Et la vie de cette femme devient de plus en plus insupportable dans la peur permanente de cet homme. Et elle s'interroge : Pourquoi rester ? Pourquoi s'enfuir ? Qu'adviendra-t-il de la ferme, du cheptel, de l'avenir des enfants ? Je vous rassure, elle va partir, et on plonge alors dans une autre facette de ce récit. Et c'est ça qui est intelligent dans ce roman de Marie-Hélène Lafon. On plonge dans le point de vue du mari quitté et ensuite divorcé, droit dans ses bottes, rigide, accaparé par la survie de la ferme.

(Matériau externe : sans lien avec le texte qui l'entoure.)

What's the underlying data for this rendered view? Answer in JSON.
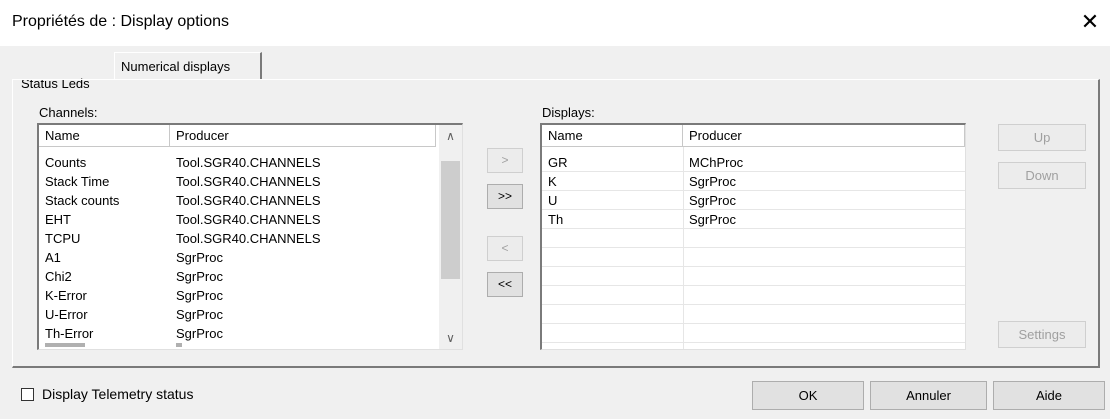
{
  "window": {
    "title": "Propriétés de : Display options",
    "close_glyph": "✕"
  },
  "tabs": [
    {
      "label": "Status Leds",
      "selected": false
    },
    {
      "label": "Numerical displays",
      "selected": true
    }
  ],
  "channels": {
    "label": "Channels:",
    "columns": [
      "Name",
      "Producer"
    ],
    "rows": [
      {
        "name": "Counts",
        "producer": "Tool.SGR40.CHANNELS"
      },
      {
        "name": "Stack Time",
        "producer": "Tool.SGR40.CHANNELS"
      },
      {
        "name": "Stack counts",
        "producer": "Tool.SGR40.CHANNELS"
      },
      {
        "name": "EHT",
        "producer": "Tool.SGR40.CHANNELS"
      },
      {
        "name": "TCPU",
        "producer": "Tool.SGR40.CHANNELS"
      },
      {
        "name": "A1",
        "producer": "SgrProc"
      },
      {
        "name": "Chi2",
        "producer": "SgrProc"
      },
      {
        "name": "K-Error",
        "producer": "SgrProc"
      },
      {
        "name": "U-Error",
        "producer": "SgrProc"
      },
      {
        "name": "Th-Error",
        "producer": "SgrProc"
      }
    ],
    "scroll_up_glyph": "∧",
    "scroll_down_glyph": "∨"
  },
  "transfer_buttons": {
    "add": ">",
    "add_all": ">>",
    "remove": "<",
    "remove_all": "<<"
  },
  "displays": {
    "label": "Displays:",
    "columns": [
      "Name",
      "Producer"
    ],
    "rows": [
      {
        "name": "GR",
        "producer": "MChProc"
      },
      {
        "name": "K",
        "producer": "SgrProc"
      },
      {
        "name": "U",
        "producer": "SgrProc"
      },
      {
        "name": "Th",
        "producer": "SgrProc"
      }
    ]
  },
  "side_buttons": {
    "up": "Up",
    "down": "Down",
    "settings": "Settings"
  },
  "footer": {
    "checkbox_label": "Display Telemetry status",
    "checkbox_checked": false,
    "ok": "OK",
    "cancel": "Annuler",
    "help": "Aide"
  }
}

La seule chose qu'il respecte et qui l'anime.

Les liens familiaux sont loin, et on finira le roman par une courte intervention de la fille aînée qui revient dans la cour de la ferme, 40 ans plus tard. Il ne reste rien ou presque de cette vie familiale, sinon quelques souvenirs fugitifs. L'histoire est terminée, et c'est incroyable.

Marie-Hélène Lafon nous propose une grande saga familiale, en 120 pages, d'une incroyable concision. Un grand roman percutant également sur la condition féminine d'avant 1068. Une histoire rurale des années 60 qui nous entraîne encore sur les terres du Cantal que connaît bien Marie-Hélène Lafon. Elle vit et travaille là-bas, et la plupart de ses romans s'y déroulent, notamment Histoire du fils, qui avait reçu le prix Renaudot en 2020. 

Les Sources de Marie-Hélène Lafon, aux éditions Buchet-Chastel.